Posttreatment toxicity following single-fraction versus multifraction hypofractionated stereotactic radiosurgery for larger meningiomas.

Objective: Stereotactic radiosurgery (SRS) has been used to manage patients with intracranial meningioma with contraindications to resection. Limitations to SRS traditionally include tumors > 3 cm due to the risk of posttreatment toxicity. Hypofractionated SRS (hSRS) has been proposed as an alternative for tumors exceeding volume constraints for single-fraction SRS, although how hypofractionation affects the volume versus toxicity relationship has not been reported. Thus, the authors conducted a single-institution retrospective analysis of the medical records of patients receiving single-fraction SRS or multifraction hSRS for large (> 2 cm) meningiomas to assess the effect of hypofractionation on the likelihood of posttreatment toxicity.

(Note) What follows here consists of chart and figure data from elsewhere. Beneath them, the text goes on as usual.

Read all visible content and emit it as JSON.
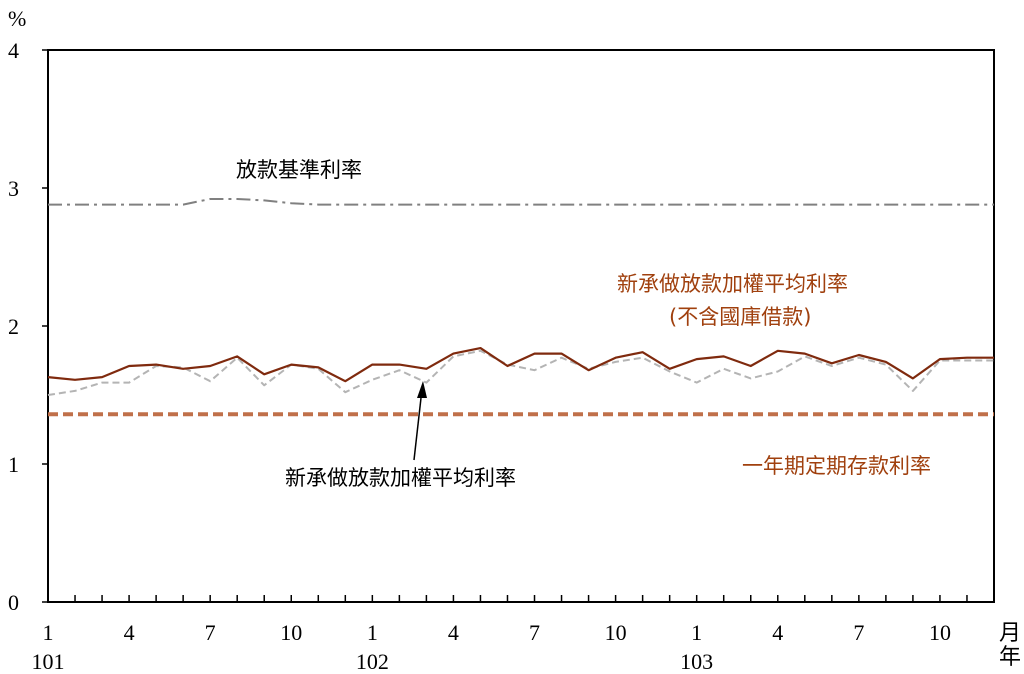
{
  "chart_data": {
    "type": "line",
    "yunit": "%",
    "ylim": [
      0,
      4
    ],
    "yticks": [
      "0",
      "1",
      "2",
      "3",
      "4"
    ],
    "grid": false,
    "x_axis": {
      "month_ticks": [
        "1",
        "4",
        "7",
        "10",
        "1",
        "4",
        "7",
        "10",
        "1",
        "4",
        "7",
        "10"
      ],
      "year_labels": [
        "101",
        "102",
        "103"
      ],
      "unit_month": "月",
      "unit_year": "年"
    },
    "annotations": {
      "prime": "放款基準利率",
      "new_loans_excl": "新承做放款加權平均利率",
      "new_loans_excl_sub": "(不含國庫借款)",
      "new_loans": "新承做放款加權平均利率",
      "deposit": "一年期定期存款利率"
    },
    "colors": {
      "prime": "#808080",
      "new_loans_excl": "#7f2a0e",
      "new_loans": "#b4b4b4",
      "deposit": "#c0704a",
      "annotation_brown": "#a0400e",
      "annotation_black": "#000000"
    },
    "x": [
      "101-1",
      "101-2",
      "101-3",
      "101-4",
      "101-5",
      "101-6",
      "101-7",
      "101-8",
      "101-9",
      "101-10",
      "101-11",
      "101-12",
      "102-1",
      "102-2",
      "102-3",
      "102-4",
      "102-5",
      "102-6",
      "102-7",
      "102-8",
      "102-9",
      "102-10",
      "102-11",
      "102-12",
      "103-1",
      "103-2",
      "103-3",
      "103-4",
      "103-5",
      "103-6",
      "103-7",
      "103-8",
      "103-9",
      "103-10",
      "103-11",
      "103-12"
    ],
    "series": [
      {
        "key": "prime",
        "style": "dashdot",
        "values": [
          2.88,
          2.88,
          2.88,
          2.88,
          2.88,
          2.88,
          2.92,
          2.92,
          2.91,
          2.89,
          2.88,
          2.88,
          2.88,
          2.88,
          2.88,
          2.88,
          2.88,
          2.88,
          2.88,
          2.88,
          2.88,
          2.88,
          2.88,
          2.88,
          2.88,
          2.88,
          2.88,
          2.88,
          2.88,
          2.88,
          2.88,
          2.88,
          2.88,
          2.88,
          2.88,
          2.88
        ]
      },
      {
        "key": "new_loans_excl",
        "style": "solid",
        "values": [
          1.63,
          1.61,
          1.63,
          1.71,
          1.72,
          1.69,
          1.71,
          1.78,
          1.65,
          1.72,
          1.7,
          1.6,
          1.72,
          1.72,
          1.69,
          1.8,
          1.84,
          1.71,
          1.8,
          1.8,
          1.68,
          1.77,
          1.81,
          1.69,
          1.76,
          1.78,
          1.71,
          1.82,
          1.8,
          1.73,
          1.79,
          1.74,
          1.62,
          1.76,
          1.77,
          1.77
        ]
      },
      {
        "key": "new_loans",
        "style": "dashed",
        "values": [
          1.5,
          1.53,
          1.59,
          1.59,
          1.71,
          1.7,
          1.6,
          1.77,
          1.57,
          1.72,
          1.69,
          1.52,
          1.61,
          1.68,
          1.59,
          1.78,
          1.82,
          1.72,
          1.68,
          1.77,
          1.69,
          1.74,
          1.77,
          1.67,
          1.59,
          1.69,
          1.62,
          1.67,
          1.78,
          1.71,
          1.77,
          1.72,
          1.53,
          1.75,
          1.75,
          1.75
        ]
      },
      {
        "key": "deposit",
        "style": "thick-dashed",
        "values": [
          1.36,
          1.36,
          1.36,
          1.36,
          1.36,
          1.36,
          1.36,
          1.36,
          1.36,
          1.36,
          1.36,
          1.36,
          1.36,
          1.36,
          1.36,
          1.36,
          1.36,
          1.36,
          1.36,
          1.36,
          1.36,
          1.36,
          1.36,
          1.36,
          1.36,
          1.36,
          1.36,
          1.36,
          1.36,
          1.36,
          1.36,
          1.36,
          1.36,
          1.36,
          1.36,
          1.36
        ]
      }
    ]
  }
}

Methods: Patients were identified using the Wake Forest University Department of Radiation Oncology prospectively administered Gamma Knife database. Patients were included if they had single-fraction SRS or multifraction hSRS for a diagnosis of meningioma that was > 2 cm. Analysis was limited to tumor volumes between 2.7 and 49.3 cm3, the overlapping range shared by those undergoing hSRS or SRS. Electronic medical records were used to determine patient and tumor characteristics and clinical outcomes.

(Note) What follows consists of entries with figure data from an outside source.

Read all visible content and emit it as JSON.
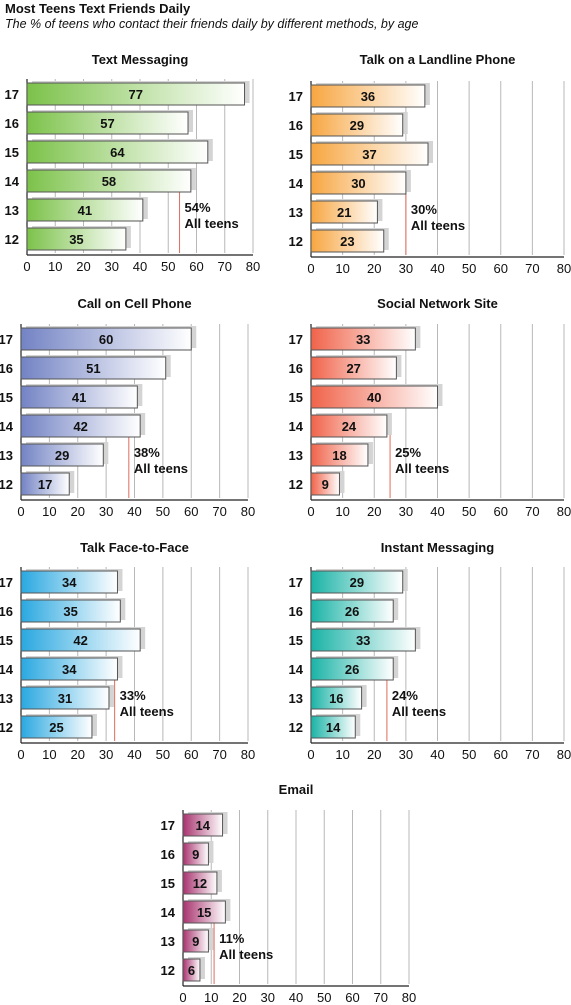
{
  "header": {
    "title": "Most Teens Text Friends Daily",
    "subtitle": "The % of teens who contact their friends daily by different methods, by age"
  },
  "chart_data": [
    {
      "type": "bar",
      "title": "Text Messaging",
      "categories": [
        "17",
        "16",
        "15",
        "14",
        "13",
        "12"
      ],
      "values": [
        77,
        57,
        64,
        58,
        41,
        35
      ],
      "xlim": [
        0,
        80
      ],
      "ticks": [
        0,
        10,
        20,
        30,
        40,
        50,
        60,
        70,
        80
      ],
      "all_teens": 54,
      "all_teens_value_label": "54%",
      "all_teens_label": "All teens",
      "color": "#7cc24a"
    },
    {
      "type": "bar",
      "title": "Talk on a Landline Phone",
      "categories": [
        "17",
        "16",
        "15",
        "14",
        "13",
        "12"
      ],
      "values": [
        36,
        29,
        37,
        30,
        21,
        23
      ],
      "xlim": [
        0,
        80
      ],
      "ticks": [
        0,
        10,
        20,
        30,
        40,
        50,
        60,
        70,
        80
      ],
      "all_teens": 30,
      "all_teens_value_label": "30%",
      "all_teens_label": "All teens",
      "color": "#f7a641"
    },
    {
      "type": "bar",
      "title": "Call on Cell Phone",
      "categories": [
        "17",
        "16",
        "15",
        "14",
        "13",
        "12"
      ],
      "values": [
        60,
        51,
        41,
        42,
        29,
        17
      ],
      "xlim": [
        0,
        80
      ],
      "ticks": [
        0,
        10,
        20,
        30,
        40,
        50,
        60,
        70,
        80
      ],
      "all_teens": 38,
      "all_teens_value_label": "38%",
      "all_teens_label": "All teens",
      "color": "#7383c4"
    },
    {
      "type": "bar",
      "title": "Social Network Site",
      "categories": [
        "17",
        "16",
        "15",
        "14",
        "13",
        "12"
      ],
      "values": [
        33,
        27,
        40,
        24,
        18,
        9
      ],
      "xlim": [
        0,
        80
      ],
      "ticks": [
        0,
        10,
        20,
        30,
        40,
        50,
        60,
        70,
        80
      ],
      "all_teens": 25,
      "all_teens_value_label": "25%",
      "all_teens_label": "All teens",
      "color": "#f0634a"
    },
    {
      "type": "bar",
      "title": "Talk Face-to-Face",
      "categories": [
        "17",
        "16",
        "15",
        "14",
        "13",
        "12"
      ],
      "values": [
        34,
        35,
        42,
        34,
        31,
        25
      ],
      "xlim": [
        0,
        80
      ],
      "ticks": [
        0,
        10,
        20,
        30,
        40,
        50,
        60,
        70,
        80
      ],
      "all_teens": 33,
      "all_teens_value_label": "33%",
      "all_teens_label": "All teens",
      "color": "#2aa8e0"
    },
    {
      "type": "bar",
      "title": "Instant Messaging",
      "categories": [
        "17",
        "16",
        "15",
        "14",
        "13",
        "12"
      ],
      "values": [
        29,
        26,
        33,
        26,
        16,
        14
      ],
      "xlim": [
        0,
        80
      ],
      "ticks": [
        0,
        10,
        20,
        30,
        40,
        50,
        60,
        70,
        80
      ],
      "all_teens": 24,
      "all_teens_value_label": "24%",
      "all_teens_label": "All teens",
      "color": "#1ab3a6"
    },
    {
      "type": "bar",
      "title": "Email",
      "categories": [
        "17",
        "16",
        "15",
        "14",
        "13",
        "12"
      ],
      "values": [
        14,
        9,
        12,
        15,
        9,
        6
      ],
      "xlim": [
        0,
        80
      ],
      "ticks": [
        0,
        10,
        20,
        30,
        40,
        50,
        60,
        70,
        80
      ],
      "all_teens": 11,
      "all_teens_value_label": "11%",
      "all_teens_label": "All teens",
      "color": "#a8336e"
    }
  ]
}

Results: A total of 121 SRS cases with a median dose of 12 Gy and 51 hSRS cases with a median dose of 20 Gy with tumor volumes between 2.7 and 49.3 cm3 were identified and included in the analysis. The probabilities of freedom from local failure at 1, 3, and 5 years were 87.0%, 79.0%, and 63.6%, respectively, for patients receiving single-fraction SRS and 96.0%, 91.0%, and 91.0%, respectively, for patients receiving multifraction hSRS. The probabilities of overall survival at 1, 3, and 5 years were 97.5%, 79.7%, and 72.6%, respectively, for patients receiving single-fraction SRS and 85.5%, 80.9%, and 76.4%, respectively, for patients receiving multifraction hSRS. Eighteen (14.9%) of 121 patients receiving single-fraction SRS experienced Common Terminology Criteria for Adverse Events (CTCAE) grade ≥ 2 toxicity, and 12 (23.5%) of 51 patients receiving multifraction hSRS experienced CTCAE grade ≥ 2 toxicity.

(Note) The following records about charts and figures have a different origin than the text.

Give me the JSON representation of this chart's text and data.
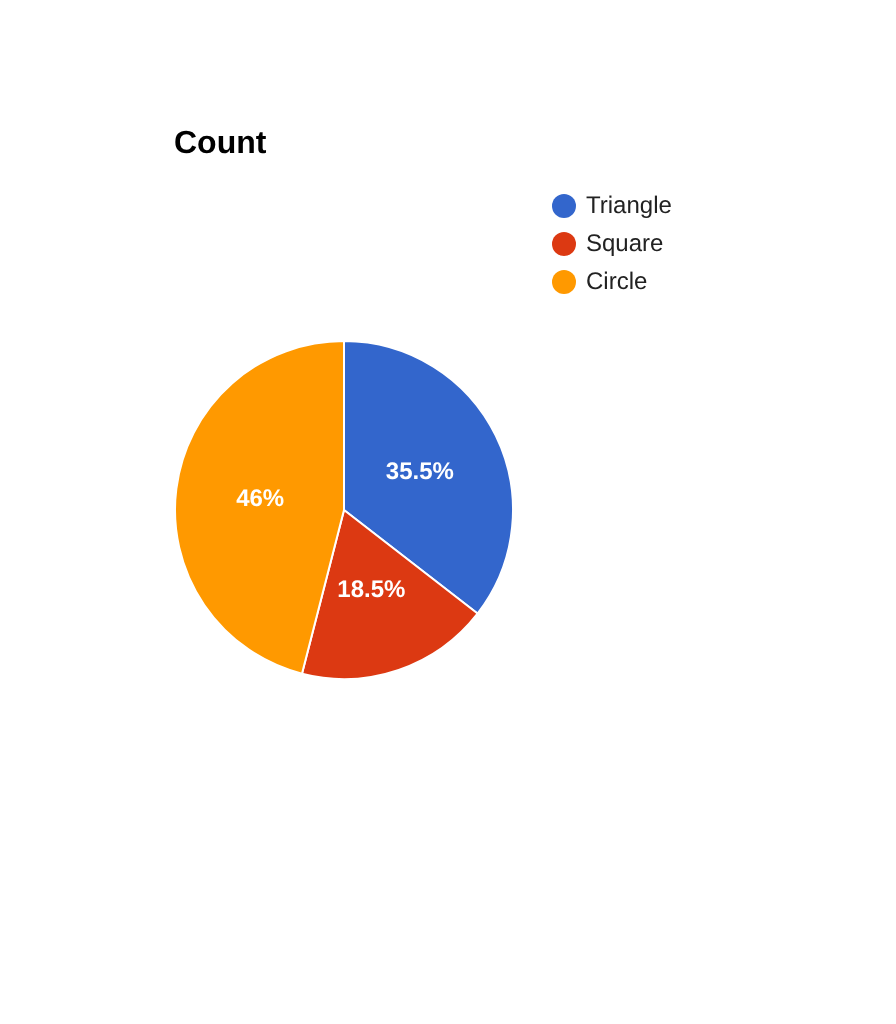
{
  "chart_data": {
    "type": "pie",
    "title": "Count",
    "categories": [
      "Triangle",
      "Square",
      "Circle"
    ],
    "values": [
      35.5,
      18.5,
      46
    ],
    "colors": [
      "#3366cc",
      "#dc3912",
      "#ff9900"
    ],
    "value_labels": [
      "35.5%",
      "18.5%",
      "46%"
    ],
    "legend": "top right"
  }
}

Conclusions: When controlling for tumor volume, despite higher treatment doses in the hSRS group relative to the SRS group, posttreatment toxicity was not significantly different between the groups, and freedom from local failure was improved in the hSRS group. For patients with larger meningiomas, multifraction hSRS may help to limit the risk of posttreatment edema and toxicity, while maintaining acceptable freedom from local failure.